Many of the participants had undergone overnight polysomnography, a sleep study that records certain body functions as participants sleep and is used to diagnose sleep disorders. These tests showed adults and children with migraines had a lower percentage of REM sleep than control groups. Children with migraines also took less time to fall asleep, had less total sleep time and more awake time.

“This study was an association study. It wasn’t a causative study, which is always going to have limitations,” said Dr. Raj Dasgupta, an assistant professor of clinical medicine at Keck School of Medicine at the University of Southern California, who wasn’t involved in the study. “It would be nice to know what do they see in regards to the other sleep disorders like obstructive sleep apnea and other things.”

Headaches and migraines have been associated with insomnia, sleepwalking, bruxism, restless leg syndrome and narcolepsy as well, Dasgupta added, some of which could imply a genetic factor.

The studies included in the meta-analysis didn’t report whether migraine patients had experienced migraines during sleep itself, and six studies didn’t include an extra night for participants to adapt to the sleep lab, which can affect REM sleep. And the authors couldn’t totally account for potential mental health diagnoses or use of medications, both of which could influence sleep, according to the study.

But their research begins to provide “a clearer understanding of migraines and how they affect sleep patterns,” Hoffman said.

Underlying factors and tips for sleep and pain

Previous research has reported a reduction in REM sleep the night before a migraine attack, the authors wrote. One migraine symptom that has worsened after REM sleep deprivation is cutaneous allodynia, when someone feels pain after their skin is touched in way that usually doesn’t produce pain, according to the study. This suggests possible dysfunction in REM sleep processes that could cause migraines.

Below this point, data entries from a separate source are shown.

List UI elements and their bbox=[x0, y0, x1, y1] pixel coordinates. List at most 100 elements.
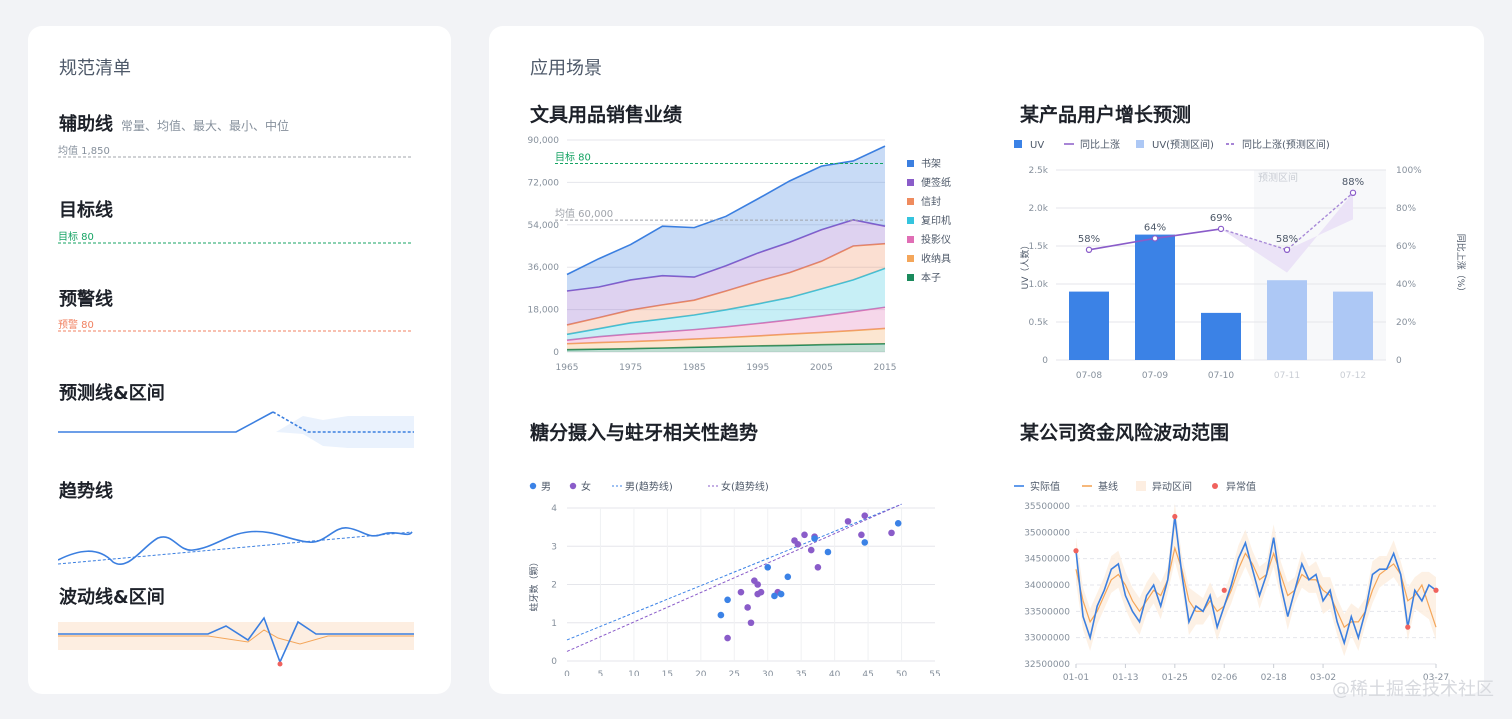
trend-actual-line bbox=[58, 527, 413, 565]
chart2-legend-label: UV bbox=[1030, 140, 1044, 151]
chart1-legend-swatch bbox=[907, 160, 914, 167]
chart3-point-female bbox=[744, 604, 751, 611]
chart2-growth-point bbox=[1085, 246, 1093, 254]
chart2-y-right-tick: 20% bbox=[1396, 318, 1416, 328]
chart2-legend-swatch bbox=[1136, 140, 1144, 148]
item-aux-line-subtitle: 常量、均值、最大、最小、中位 bbox=[121, 119, 290, 133]
chart2-legend-label: UV(预测区间) bbox=[1152, 138, 1214, 151]
chart2-y-right-tick: 0 bbox=[1396, 356, 1402, 366]
chart3-point-female bbox=[794, 541, 802, 548]
chart1-legend-label: 信封 bbox=[921, 195, 941, 208]
chart1-legend-swatch bbox=[907, 217, 914, 224]
chart3-point-male bbox=[724, 596, 731, 604]
chart3-point-male bbox=[861, 539, 869, 546]
chart1-area-4 bbox=[567, 243, 885, 335]
chart1-line-6 bbox=[566, 145, 886, 276]
chart3-trend-male bbox=[566, 503, 902, 641]
chart3-y-tick: 0 bbox=[551, 657, 557, 667]
chart2-y-label: UV（人数） bbox=[1019, 241, 1031, 290]
chart1-legend-label: 本子 bbox=[921, 271, 941, 284]
chart2-y-tick: 0 bbox=[1042, 356, 1048, 366]
forecast-line-actual bbox=[58, 411, 274, 433]
chart3-y-tick: 2 bbox=[551, 581, 557, 591]
chart1-line-3 bbox=[566, 267, 886, 336]
chart1-x-tick: 1985 bbox=[683, 363, 706, 373]
chart2-forecast-label: 预测区间 bbox=[1258, 171, 1298, 184]
chart3-point-female bbox=[737, 588, 745, 596]
item-trend-line-title: 趋势线 bbox=[59, 481, 113, 502]
chart3-y-tick: 3 bbox=[551, 542, 557, 552]
chart2-y-tick: 2.0k bbox=[1028, 204, 1048, 214]
chart2-bar-0 bbox=[1069, 291, 1109, 360]
chart2-legend-label: 同比上涨(预测区间) bbox=[1242, 138, 1330, 151]
chart2-bar-2 bbox=[1201, 312, 1241, 360]
chart4-baseline bbox=[1075, 545, 1437, 629]
chart4-actual bbox=[1075, 516, 1437, 646]
chart3-x-tick: 20 bbox=[695, 670, 707, 676]
chart2-x-tick: 07-10 bbox=[1208, 371, 1234, 381]
chart4-x-tick: 03-27 bbox=[1423, 673, 1449, 683]
chart1-line-1 bbox=[566, 327, 886, 345]
chart3-title: 糖分摄入与蛀牙相关性趋势 bbox=[530, 422, 759, 444]
item-fluctuation-line-title: 波动线&区间 bbox=[59, 587, 165, 608]
chart3-point-male bbox=[894, 520, 902, 527]
chart1-x-tick: 1975 bbox=[619, 363, 642, 373]
chart2-growth-line-forecast bbox=[1220, 192, 1354, 251]
chart3-x-tick: 55 bbox=[929, 670, 940, 676]
chart2-bar-4 bbox=[1333, 291, 1373, 360]
chart1-ref-label-1: 均值 60,000 bbox=[555, 207, 613, 220]
chart1-x-tick: 2015 bbox=[874, 363, 897, 373]
target-line-demo: 目标 80 bbox=[58, 231, 412, 244]
chart3-point-female bbox=[754, 581, 761, 588]
chart2-y-right-tick: 40% bbox=[1396, 280, 1416, 290]
chart1-legend-label: 书架 bbox=[921, 158, 941, 170]
item-aux-line-name: 辅助线 bbox=[59, 114, 113, 135]
chart2-y-tick: 1.5k bbox=[1028, 242, 1048, 252]
fluctuation-range-chart: 实际值 基线 异动区间 异常值 32500000 33000000 33500000 3400… bbox=[1014, 480, 1449, 683]
chart2-x-tick: 07-09 bbox=[1142, 371, 1168, 381]
chart1-legend-label: 复印机 bbox=[921, 214, 951, 227]
chart2-legend-label: 同比上涨 bbox=[1080, 139, 1120, 151]
trend-line bbox=[58, 531, 413, 565]
chart3-point-female bbox=[814, 563, 822, 571]
chart3-point-male bbox=[824, 548, 832, 556]
chart4-y-tick: 33000000 bbox=[1024, 634, 1070, 644]
chart4-legend-label: 基线 bbox=[1098, 480, 1118, 493]
chart2-y-tick: 2.5k bbox=[1028, 166, 1048, 176]
chart1-line-2 bbox=[566, 306, 886, 342]
chart2-growth-point bbox=[1349, 189, 1357, 197]
chart2-growth-point bbox=[1217, 225, 1225, 233]
chart3-point-female bbox=[844, 518, 852, 525]
chart4-x-tick: 01-13 bbox=[1112, 673, 1138, 683]
chart3-y-tick: 4 bbox=[551, 504, 557, 514]
warning-line-demo: 预警 80 bbox=[58, 318, 412, 332]
chart2-x-tick: 07-11 bbox=[1274, 371, 1300, 381]
chart2-growth-label: 64% bbox=[1144, 222, 1166, 233]
chart3-point-male bbox=[811, 535, 818, 542]
chart3-x-tick: 30 bbox=[762, 670, 774, 676]
chart1-ref-label-0: 目标 80 bbox=[555, 152, 591, 164]
fluctuation-actual bbox=[58, 616, 414, 665]
chart1-y-tick: 90,000 bbox=[528, 136, 560, 146]
chart3-point-female bbox=[724, 634, 731, 642]
chart1-title: 文具用品销售业绩 bbox=[530, 104, 683, 126]
chart3-x-tick: 10 bbox=[628, 670, 640, 676]
chart2-growth-point bbox=[1151, 235, 1159, 242]
chart2-growth-label: 58% bbox=[1276, 234, 1298, 245]
chart1-legend-label: 收纳具 bbox=[921, 252, 951, 265]
chart3-trend-female bbox=[566, 503, 902, 652]
chart3-x-tick: 25 bbox=[729, 670, 740, 676]
chart3-point-female bbox=[757, 588, 765, 596]
chart4-anomaly-point bbox=[1221, 587, 1227, 593]
chart1-x-tick: 1995 bbox=[746, 363, 769, 373]
right-panel: 应用场景 文具用品销售业绩 0 18,000 36,000 54,000 72,000 9… bbox=[489, 26, 1484, 694]
chart1-line-0 bbox=[566, 342, 886, 351]
chart1-y-tick: 36,000 bbox=[528, 263, 560, 273]
warning-line-label: 预警 80 bbox=[58, 318, 94, 331]
chart3-point-female bbox=[807, 546, 815, 554]
chart3-legend-swatch bbox=[569, 482, 577, 490]
item-aux-line-title: 辅助线 常量、均值、最大、最小、中位 bbox=[59, 110, 289, 136]
trend-line-demo bbox=[58, 527, 413, 565]
chart3-x-tick: 15 bbox=[662, 670, 673, 676]
chart4-anomaly-point bbox=[1172, 513, 1178, 520]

Children with migraines who fell asleep faster than children without migraines might have done so because they might be sleep deprived, the authors said.

There are ways both adults and children can try to alleviate sleep-related migraine problems, or migraine-related sleep issues.

For children, the American Academy of Pediatrics recommends maintaining sleep hygiene — including eight to 10 hours nightly and turning off technology an hour before bed — and a healthy diet. If your child has trouble sleeping, a pediatrician might recommend tests for snoring or sleep disorders, which have been linked to migraines, the AAP suggests. Eating three meals at consistent times daily, staying hydrated and avoiding heavily processed foods, which usually contain more migraine triggers — including sweeteners, additives and artificial colors — can help.

Advice for adults is similar. “Sleep may improve headaches,” Dasgupta said, so it’s “important to have the right quantity and quality of sleep. Remember that sleeping too much can also trigger headaches such as migraines.”

Try to go to bed and wake up at the same times each day to regulate your circadian cycle, spend more time in daytime natural light, and avoid alcohol and smoking, suggests The Migraine Trust, a UK migraine charity that helped support this study.